To many people, TA is nothing more than voodoo. Many people believe TA “works” (when it works) simply because it is followed by traders, the traders have to make sense of the market, and the mere application of TA among a group of people that are doing the same thing forms the basis for its occasional workability. In other words, those that do not believe TA works assert that it is a meaningless activity; that TA aficionados make TA into a self-fulfilling prophecy simply by applying it.

Someone who does not believe TA has any relevance will tell you that he can show a chart to ten different TA analysts and each will give him a different interpretation of that same chart. This is very close to the truth. If a very successful method of interpreting charts were public knowledge, the game of interpreting charts would be over! There is also a theory that the markets have no trends, and there is no way to understand what is happening in the stock market. This is called the “Random Walk” theory. It is nonsense, but good, because some people believe it, and we want their money.

You should understand three basic things about TA for it to be of any use to you. First, it does exist, it is a very wide field of study, and some forms of TA are quite valid. Secondly, if the majority of the people that make investment decisions using TA are doing the same thing and following the same chart or the same signals, the market will certainly go a different way. It has to, to even things out, just by the nature of supply and demand! Thirdly, it is very easy to let the study of TA consume you. It is easy for some people to get so caught up in analysis of a chart that they lose their grip on reality. Simply stated, there are quite a few nutbar TA people.

The one thing about Technical Analysis that is agreed upon by almost all technical analysts is that "nobody understands why" the chart patterns form. It is evident that almost all technical analysts don't care why chart patterns form. The simple fact that patterns form is all that is necessary for the technical analyst.
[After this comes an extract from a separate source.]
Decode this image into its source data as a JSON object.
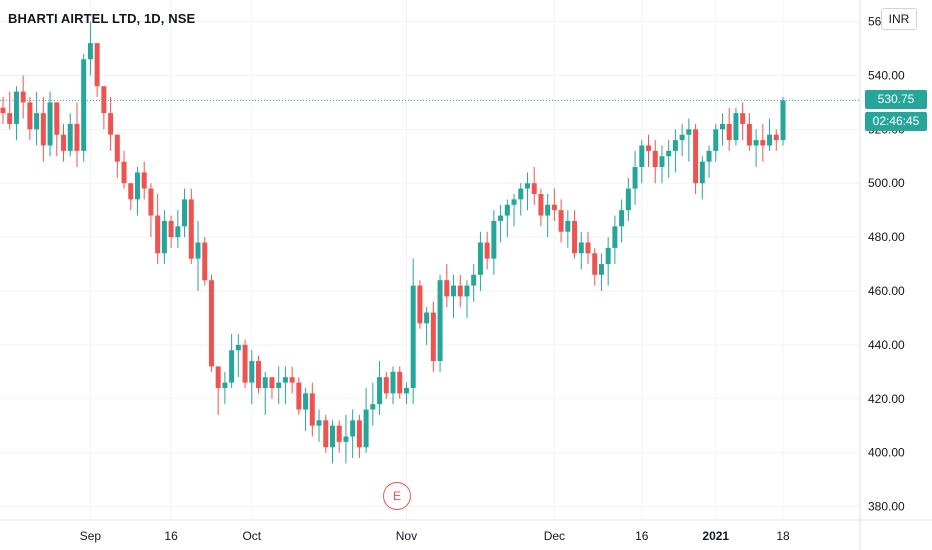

Trying to understand why chart patterns form appears to be antithetical to the traditional concepts of technical analysis - that is, why chart patterns form is Fundamental Analysis!

Also, interpretation of charts almost always involves math, many times rather complex math. You could ask 100 chart readers what Welles Wilder's Relative Strength Index is, and many of them could tell you it's a wavy line that they call "RSI". Some could tell you it's a "filter" - something that weeds out things you want to look at more closely. Few could tell you what RSI measures, or how it is calculated. Very few indeed could show you a workable signal using RSI that Welles Wilder didn't think of before he wrote his book.

Thankfully, it is not necessary to understand the math involved with a filter like RSI in order to figure out if it it helpful or not - but if you follow someone else's explanation of it, it would be wise to ensure that they understand it, otherwise you are listening to the advice of someone who does not understand what they are talking about.